The report said approximately 24,000 bears are currently caged and farmed for their bile for traditional medicine products

April 2, 2020  by CM Staff

A bear caged on a farm in Asia. Bears are confined so that bile can be extracted from their gallbladders and sold for use in traditional medicine. PHOTO: World Animal Protection

World Animal Protection is raising concerns over recent news that the Chinese government is recommending the use of a bear bile product to treat severe symptoms caused by COVID-19.

In a new report called Cruel Cures, World Animal Protection is urging the Chinese government to remove this drug from its recommended list and only include plant-based traditional medicines.

The report also revealed bear farming and the growth of the bear bile trade.

China has been farming bears since the 1980s to extract bile from their gall bladder, predominately for use in traditional medicine. It is used to treat a variety of ailments from liver disease to hangovers.

The report also said approximately 24,000 bears are currently kept caged and farmed for their bile for traditional medicine products across Asia.
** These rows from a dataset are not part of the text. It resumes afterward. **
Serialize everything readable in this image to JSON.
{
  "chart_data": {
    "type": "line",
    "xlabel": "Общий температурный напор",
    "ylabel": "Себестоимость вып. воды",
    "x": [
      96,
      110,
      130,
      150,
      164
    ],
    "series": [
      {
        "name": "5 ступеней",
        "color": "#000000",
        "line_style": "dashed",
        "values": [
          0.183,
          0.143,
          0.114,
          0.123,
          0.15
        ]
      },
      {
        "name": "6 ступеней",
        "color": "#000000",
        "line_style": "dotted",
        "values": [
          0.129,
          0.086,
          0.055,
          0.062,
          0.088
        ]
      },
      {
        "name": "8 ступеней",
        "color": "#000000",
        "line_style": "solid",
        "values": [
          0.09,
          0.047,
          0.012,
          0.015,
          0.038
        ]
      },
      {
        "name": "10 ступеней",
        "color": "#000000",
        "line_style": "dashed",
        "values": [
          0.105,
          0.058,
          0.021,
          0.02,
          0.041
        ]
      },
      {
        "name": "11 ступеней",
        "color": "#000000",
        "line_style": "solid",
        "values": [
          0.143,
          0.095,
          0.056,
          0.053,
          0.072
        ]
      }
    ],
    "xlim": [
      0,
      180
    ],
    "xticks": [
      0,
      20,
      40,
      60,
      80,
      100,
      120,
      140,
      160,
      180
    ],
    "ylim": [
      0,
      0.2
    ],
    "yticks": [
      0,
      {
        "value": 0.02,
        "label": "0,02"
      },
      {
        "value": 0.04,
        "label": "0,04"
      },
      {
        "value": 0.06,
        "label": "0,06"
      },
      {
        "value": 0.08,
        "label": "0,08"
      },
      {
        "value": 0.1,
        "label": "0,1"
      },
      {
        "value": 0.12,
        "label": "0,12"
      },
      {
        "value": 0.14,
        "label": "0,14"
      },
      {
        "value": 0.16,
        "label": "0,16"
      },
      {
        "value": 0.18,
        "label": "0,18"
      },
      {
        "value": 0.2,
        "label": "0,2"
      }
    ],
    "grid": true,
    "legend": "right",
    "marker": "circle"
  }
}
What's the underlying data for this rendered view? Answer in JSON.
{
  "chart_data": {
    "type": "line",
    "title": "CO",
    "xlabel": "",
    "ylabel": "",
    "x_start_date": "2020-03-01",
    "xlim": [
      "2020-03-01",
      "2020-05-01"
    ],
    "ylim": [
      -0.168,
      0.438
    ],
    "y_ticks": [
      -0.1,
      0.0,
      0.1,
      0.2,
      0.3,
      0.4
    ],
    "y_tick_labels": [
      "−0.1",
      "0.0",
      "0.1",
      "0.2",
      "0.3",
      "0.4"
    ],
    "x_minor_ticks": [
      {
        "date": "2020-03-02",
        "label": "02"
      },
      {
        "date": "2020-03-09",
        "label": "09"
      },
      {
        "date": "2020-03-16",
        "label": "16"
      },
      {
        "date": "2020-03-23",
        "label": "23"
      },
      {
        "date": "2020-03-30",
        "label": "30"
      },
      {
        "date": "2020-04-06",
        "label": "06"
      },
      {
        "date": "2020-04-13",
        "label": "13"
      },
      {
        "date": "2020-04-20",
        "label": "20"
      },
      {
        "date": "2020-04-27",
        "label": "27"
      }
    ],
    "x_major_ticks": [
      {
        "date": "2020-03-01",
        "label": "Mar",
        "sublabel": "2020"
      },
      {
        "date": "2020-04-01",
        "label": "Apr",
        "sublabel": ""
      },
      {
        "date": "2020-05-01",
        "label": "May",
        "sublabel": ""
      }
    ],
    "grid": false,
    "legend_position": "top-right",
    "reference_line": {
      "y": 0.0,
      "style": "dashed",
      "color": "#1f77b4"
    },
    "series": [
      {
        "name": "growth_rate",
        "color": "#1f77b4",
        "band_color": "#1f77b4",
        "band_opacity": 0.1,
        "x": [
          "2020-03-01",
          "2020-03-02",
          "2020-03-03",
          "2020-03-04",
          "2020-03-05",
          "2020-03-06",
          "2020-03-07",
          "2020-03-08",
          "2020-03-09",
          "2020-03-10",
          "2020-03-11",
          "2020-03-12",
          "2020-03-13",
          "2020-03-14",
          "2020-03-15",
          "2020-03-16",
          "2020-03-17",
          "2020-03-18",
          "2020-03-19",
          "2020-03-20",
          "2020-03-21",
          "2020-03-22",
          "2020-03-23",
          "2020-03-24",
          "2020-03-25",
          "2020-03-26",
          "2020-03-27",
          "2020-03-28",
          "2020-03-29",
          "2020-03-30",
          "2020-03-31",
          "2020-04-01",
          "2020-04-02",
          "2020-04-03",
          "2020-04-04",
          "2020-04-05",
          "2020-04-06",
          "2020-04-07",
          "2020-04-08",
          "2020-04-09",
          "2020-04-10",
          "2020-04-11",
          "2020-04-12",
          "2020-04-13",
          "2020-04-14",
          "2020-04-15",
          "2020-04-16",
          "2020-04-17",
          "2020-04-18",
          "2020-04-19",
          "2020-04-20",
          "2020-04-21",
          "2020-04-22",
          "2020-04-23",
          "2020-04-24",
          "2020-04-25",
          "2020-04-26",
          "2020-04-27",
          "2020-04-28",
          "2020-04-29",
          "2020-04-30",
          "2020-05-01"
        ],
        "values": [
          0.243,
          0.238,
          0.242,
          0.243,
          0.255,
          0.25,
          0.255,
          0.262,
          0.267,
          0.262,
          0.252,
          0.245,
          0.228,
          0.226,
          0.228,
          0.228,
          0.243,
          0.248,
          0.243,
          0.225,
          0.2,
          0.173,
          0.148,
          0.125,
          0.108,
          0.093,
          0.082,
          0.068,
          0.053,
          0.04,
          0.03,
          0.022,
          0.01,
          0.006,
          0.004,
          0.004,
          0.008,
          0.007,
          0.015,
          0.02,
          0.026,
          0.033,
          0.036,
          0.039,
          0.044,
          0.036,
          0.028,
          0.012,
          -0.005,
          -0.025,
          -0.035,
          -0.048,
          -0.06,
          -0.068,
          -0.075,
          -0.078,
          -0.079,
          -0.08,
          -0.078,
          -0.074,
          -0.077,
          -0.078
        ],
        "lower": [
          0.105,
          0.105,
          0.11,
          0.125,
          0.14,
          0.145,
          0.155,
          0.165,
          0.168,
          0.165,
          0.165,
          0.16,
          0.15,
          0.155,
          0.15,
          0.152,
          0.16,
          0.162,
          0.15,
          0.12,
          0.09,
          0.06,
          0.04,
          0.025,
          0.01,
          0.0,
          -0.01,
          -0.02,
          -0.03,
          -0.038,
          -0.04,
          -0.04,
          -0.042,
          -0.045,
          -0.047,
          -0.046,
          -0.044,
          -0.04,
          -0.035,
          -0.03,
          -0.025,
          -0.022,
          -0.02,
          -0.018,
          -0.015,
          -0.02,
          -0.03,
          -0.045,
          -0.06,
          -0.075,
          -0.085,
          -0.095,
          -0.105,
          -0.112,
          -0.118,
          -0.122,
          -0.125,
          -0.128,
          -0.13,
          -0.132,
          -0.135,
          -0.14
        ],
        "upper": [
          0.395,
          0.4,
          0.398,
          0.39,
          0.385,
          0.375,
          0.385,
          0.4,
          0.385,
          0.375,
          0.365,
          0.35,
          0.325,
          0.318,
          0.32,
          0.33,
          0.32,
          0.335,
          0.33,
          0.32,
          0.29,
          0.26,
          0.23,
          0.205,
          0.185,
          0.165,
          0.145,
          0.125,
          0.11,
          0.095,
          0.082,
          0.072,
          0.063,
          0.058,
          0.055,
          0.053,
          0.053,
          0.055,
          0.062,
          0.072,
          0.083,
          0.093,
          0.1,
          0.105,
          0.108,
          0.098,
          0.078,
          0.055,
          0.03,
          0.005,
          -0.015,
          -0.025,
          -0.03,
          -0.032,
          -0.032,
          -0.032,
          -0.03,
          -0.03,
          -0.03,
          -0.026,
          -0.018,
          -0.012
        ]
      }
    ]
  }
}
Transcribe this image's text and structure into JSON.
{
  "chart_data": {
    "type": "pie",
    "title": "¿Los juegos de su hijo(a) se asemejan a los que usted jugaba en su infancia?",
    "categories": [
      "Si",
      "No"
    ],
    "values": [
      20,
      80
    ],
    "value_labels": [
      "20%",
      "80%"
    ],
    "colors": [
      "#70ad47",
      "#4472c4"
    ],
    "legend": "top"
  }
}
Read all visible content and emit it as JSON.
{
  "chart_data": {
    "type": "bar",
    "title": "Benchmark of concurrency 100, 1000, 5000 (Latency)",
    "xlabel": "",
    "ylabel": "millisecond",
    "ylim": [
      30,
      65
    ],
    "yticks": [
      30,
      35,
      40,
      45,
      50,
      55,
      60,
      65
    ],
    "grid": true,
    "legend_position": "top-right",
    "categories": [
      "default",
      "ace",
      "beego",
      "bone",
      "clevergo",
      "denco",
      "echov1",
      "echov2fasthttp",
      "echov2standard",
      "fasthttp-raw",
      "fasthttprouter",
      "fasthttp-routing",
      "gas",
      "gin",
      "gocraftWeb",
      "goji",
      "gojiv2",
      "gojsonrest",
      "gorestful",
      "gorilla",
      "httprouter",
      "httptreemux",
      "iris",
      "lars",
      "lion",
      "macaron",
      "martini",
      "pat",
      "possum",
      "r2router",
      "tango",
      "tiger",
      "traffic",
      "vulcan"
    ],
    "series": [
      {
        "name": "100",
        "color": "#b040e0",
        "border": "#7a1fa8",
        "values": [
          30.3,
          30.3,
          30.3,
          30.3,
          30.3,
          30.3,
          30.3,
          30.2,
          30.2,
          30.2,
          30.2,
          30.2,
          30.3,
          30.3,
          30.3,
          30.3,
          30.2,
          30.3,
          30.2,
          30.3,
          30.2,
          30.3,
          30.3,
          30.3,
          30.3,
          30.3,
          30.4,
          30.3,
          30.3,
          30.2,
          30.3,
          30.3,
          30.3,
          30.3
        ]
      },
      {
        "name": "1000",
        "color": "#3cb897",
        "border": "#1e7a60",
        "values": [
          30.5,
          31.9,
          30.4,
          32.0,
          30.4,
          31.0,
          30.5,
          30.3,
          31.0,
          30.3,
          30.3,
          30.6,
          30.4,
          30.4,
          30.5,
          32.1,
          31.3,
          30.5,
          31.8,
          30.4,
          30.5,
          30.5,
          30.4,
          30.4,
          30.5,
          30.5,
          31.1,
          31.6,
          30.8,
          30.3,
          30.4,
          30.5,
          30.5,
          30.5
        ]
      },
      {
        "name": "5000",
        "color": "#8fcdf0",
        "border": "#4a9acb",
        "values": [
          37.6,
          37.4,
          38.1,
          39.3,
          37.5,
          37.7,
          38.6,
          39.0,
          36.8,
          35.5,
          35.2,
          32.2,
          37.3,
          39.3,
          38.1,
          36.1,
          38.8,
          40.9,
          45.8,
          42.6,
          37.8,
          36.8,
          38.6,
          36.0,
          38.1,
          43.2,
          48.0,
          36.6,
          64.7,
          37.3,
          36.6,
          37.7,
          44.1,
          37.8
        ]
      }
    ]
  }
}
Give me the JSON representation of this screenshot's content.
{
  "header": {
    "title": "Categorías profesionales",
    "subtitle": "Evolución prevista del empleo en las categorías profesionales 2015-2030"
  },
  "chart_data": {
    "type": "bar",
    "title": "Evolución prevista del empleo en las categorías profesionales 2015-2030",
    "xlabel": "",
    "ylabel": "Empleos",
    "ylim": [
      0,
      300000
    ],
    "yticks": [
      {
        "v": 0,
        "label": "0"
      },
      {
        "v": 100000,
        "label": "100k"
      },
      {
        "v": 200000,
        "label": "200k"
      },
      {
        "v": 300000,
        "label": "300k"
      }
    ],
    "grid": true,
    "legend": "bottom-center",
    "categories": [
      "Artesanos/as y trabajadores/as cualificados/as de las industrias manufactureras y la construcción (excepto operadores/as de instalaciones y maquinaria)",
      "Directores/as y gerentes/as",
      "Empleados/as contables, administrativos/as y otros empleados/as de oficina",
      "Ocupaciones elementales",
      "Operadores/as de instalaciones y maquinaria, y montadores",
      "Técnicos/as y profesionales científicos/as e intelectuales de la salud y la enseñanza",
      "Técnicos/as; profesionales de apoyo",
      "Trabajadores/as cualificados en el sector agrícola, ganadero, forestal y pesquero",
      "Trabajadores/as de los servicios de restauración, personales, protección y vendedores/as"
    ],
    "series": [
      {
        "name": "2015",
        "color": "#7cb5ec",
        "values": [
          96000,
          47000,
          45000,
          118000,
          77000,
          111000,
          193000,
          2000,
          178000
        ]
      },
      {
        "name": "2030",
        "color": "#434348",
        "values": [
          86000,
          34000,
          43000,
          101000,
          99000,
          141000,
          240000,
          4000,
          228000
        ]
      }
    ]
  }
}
According to the report, this raises major concern in the wake of the COVID-19 contagion, as 60% of emerging infectious diseases are zoonotic, and of these 70% are thought to originate from wild animals.

“The COVID-19 pandemic is ringing the alarm bells that the consumption and trade of wild animals needs to end,” said Melissa Matlow, campaign director for World Animal Protection Canada, in a prepared statement. “It’s time to stop the intensive farming, consumption and trade of wildlife to end animal suffering and help to prevent another pandemic.”

Matlow added that bears are still hunted from the wild for their gallbladders and due to a depletion in Asiatic black bears, bears are being hunted in places such as Canada and Russia.

The report also found illegal bear bile products are still being sold in shops in Toronto and exported to countries in Asia. The charity’s investigation showed found that six of the 25 stores visited were found to stock bear bile products or offered the opportunity to order a bear bile product.

In their report, World Animal Protection recommended that Canada strengthen legislation to protect bears across the country.